Café politique sur le thème: Prorogation de la législature: quels enjeux pour la démocratie tchadienne?

Le Comité de Suivi de l’Appel à la Paix et à la Réconciliation (CSAPR) a organisé le 15 février 2017 à l’hôtel Mercure le Chari un café politique sur le thème : ‘’La prorogation de la législature : quels enjeux pour la démocratie tchadienne ?’’ afin d’éclairer le public sur les raisons et conséquences des prorogations répétitives du mandat de la législature au Tchad.

En effet, l’organisation des élections pour le renouvellement de l’Assemblée Nationale dans le délai constitutionnel est impossible. Cette question agite les acteurs politiques et la société civile.

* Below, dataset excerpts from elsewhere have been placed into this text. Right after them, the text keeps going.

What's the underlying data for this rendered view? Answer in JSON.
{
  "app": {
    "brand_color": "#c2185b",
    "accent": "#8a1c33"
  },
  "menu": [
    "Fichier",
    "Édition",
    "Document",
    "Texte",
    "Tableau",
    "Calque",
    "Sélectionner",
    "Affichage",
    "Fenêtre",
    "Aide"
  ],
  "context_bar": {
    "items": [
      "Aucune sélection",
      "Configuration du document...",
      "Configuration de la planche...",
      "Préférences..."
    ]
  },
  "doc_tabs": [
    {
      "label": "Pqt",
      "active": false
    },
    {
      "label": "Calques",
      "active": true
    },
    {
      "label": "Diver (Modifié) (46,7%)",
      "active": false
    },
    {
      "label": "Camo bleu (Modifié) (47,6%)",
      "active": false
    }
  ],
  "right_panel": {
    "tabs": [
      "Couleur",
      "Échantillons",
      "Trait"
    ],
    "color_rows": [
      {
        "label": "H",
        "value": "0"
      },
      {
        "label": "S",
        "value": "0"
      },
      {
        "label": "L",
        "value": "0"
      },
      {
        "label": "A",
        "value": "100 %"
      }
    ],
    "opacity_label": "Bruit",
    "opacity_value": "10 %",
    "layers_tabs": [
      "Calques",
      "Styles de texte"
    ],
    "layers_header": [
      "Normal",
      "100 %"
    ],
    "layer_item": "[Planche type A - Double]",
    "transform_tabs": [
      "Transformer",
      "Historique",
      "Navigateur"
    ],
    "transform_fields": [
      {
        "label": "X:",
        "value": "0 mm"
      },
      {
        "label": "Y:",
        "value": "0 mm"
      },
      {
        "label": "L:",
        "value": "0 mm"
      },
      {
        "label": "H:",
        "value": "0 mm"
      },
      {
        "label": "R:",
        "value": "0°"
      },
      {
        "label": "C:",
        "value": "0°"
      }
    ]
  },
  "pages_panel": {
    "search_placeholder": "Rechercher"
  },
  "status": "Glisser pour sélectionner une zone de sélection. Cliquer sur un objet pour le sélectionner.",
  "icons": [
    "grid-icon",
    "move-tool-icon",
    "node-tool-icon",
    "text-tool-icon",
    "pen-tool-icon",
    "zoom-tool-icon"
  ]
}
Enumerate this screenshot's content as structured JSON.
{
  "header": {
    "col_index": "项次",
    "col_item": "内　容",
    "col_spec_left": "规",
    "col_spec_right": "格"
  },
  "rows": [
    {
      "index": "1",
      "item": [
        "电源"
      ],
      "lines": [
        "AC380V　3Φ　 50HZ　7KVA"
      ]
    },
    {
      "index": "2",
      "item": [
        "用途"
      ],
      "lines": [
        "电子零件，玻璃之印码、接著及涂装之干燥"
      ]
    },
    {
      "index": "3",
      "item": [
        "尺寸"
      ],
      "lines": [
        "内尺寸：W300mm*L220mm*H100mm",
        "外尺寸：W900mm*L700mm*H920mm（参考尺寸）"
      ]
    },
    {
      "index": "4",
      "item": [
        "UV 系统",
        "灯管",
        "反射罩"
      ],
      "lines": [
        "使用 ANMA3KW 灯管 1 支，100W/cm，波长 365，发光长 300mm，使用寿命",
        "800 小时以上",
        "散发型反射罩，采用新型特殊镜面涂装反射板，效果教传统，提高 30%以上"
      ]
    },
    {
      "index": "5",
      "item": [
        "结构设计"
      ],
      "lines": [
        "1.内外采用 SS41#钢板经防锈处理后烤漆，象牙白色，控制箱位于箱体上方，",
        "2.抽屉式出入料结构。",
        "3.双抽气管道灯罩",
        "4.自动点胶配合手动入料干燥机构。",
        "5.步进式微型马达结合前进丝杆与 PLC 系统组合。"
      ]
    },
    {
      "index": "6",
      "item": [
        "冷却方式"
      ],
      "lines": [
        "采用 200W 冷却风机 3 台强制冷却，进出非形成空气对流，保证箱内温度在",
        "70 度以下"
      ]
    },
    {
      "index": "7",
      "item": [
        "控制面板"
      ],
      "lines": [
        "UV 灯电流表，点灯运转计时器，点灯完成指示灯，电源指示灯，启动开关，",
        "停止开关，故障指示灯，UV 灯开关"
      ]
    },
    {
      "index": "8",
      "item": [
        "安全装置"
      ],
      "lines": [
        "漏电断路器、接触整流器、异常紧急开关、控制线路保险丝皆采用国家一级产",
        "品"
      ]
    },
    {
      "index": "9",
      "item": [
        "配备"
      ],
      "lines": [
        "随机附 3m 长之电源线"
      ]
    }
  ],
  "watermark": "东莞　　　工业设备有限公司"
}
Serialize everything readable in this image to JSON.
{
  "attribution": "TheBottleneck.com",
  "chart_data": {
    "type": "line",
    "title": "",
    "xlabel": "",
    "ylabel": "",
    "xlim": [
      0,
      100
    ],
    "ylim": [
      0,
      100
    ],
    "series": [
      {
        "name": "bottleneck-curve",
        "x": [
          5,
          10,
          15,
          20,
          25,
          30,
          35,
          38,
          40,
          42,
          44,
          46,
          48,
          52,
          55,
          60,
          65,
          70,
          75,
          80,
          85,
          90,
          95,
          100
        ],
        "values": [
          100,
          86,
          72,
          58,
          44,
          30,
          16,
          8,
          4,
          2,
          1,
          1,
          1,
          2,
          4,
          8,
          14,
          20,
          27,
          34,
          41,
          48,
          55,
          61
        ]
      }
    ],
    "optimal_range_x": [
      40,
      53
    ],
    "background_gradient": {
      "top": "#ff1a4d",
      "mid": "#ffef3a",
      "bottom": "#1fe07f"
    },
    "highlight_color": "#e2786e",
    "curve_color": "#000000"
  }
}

Compte tenu de l’importance de cette question qui engage la vie du pays, le CSAPR qui œuvre depuis plus de 15 ans pour la consolidation de la paix à travers le dialogue entre les acteurs politiques et société civile, a jugé nécessaire d’organiser un débat afin d’éclairer la lanterne des citoyens sur cette question qui revêt une importance capitale pour l’enracinement de la démocratie au Tchad.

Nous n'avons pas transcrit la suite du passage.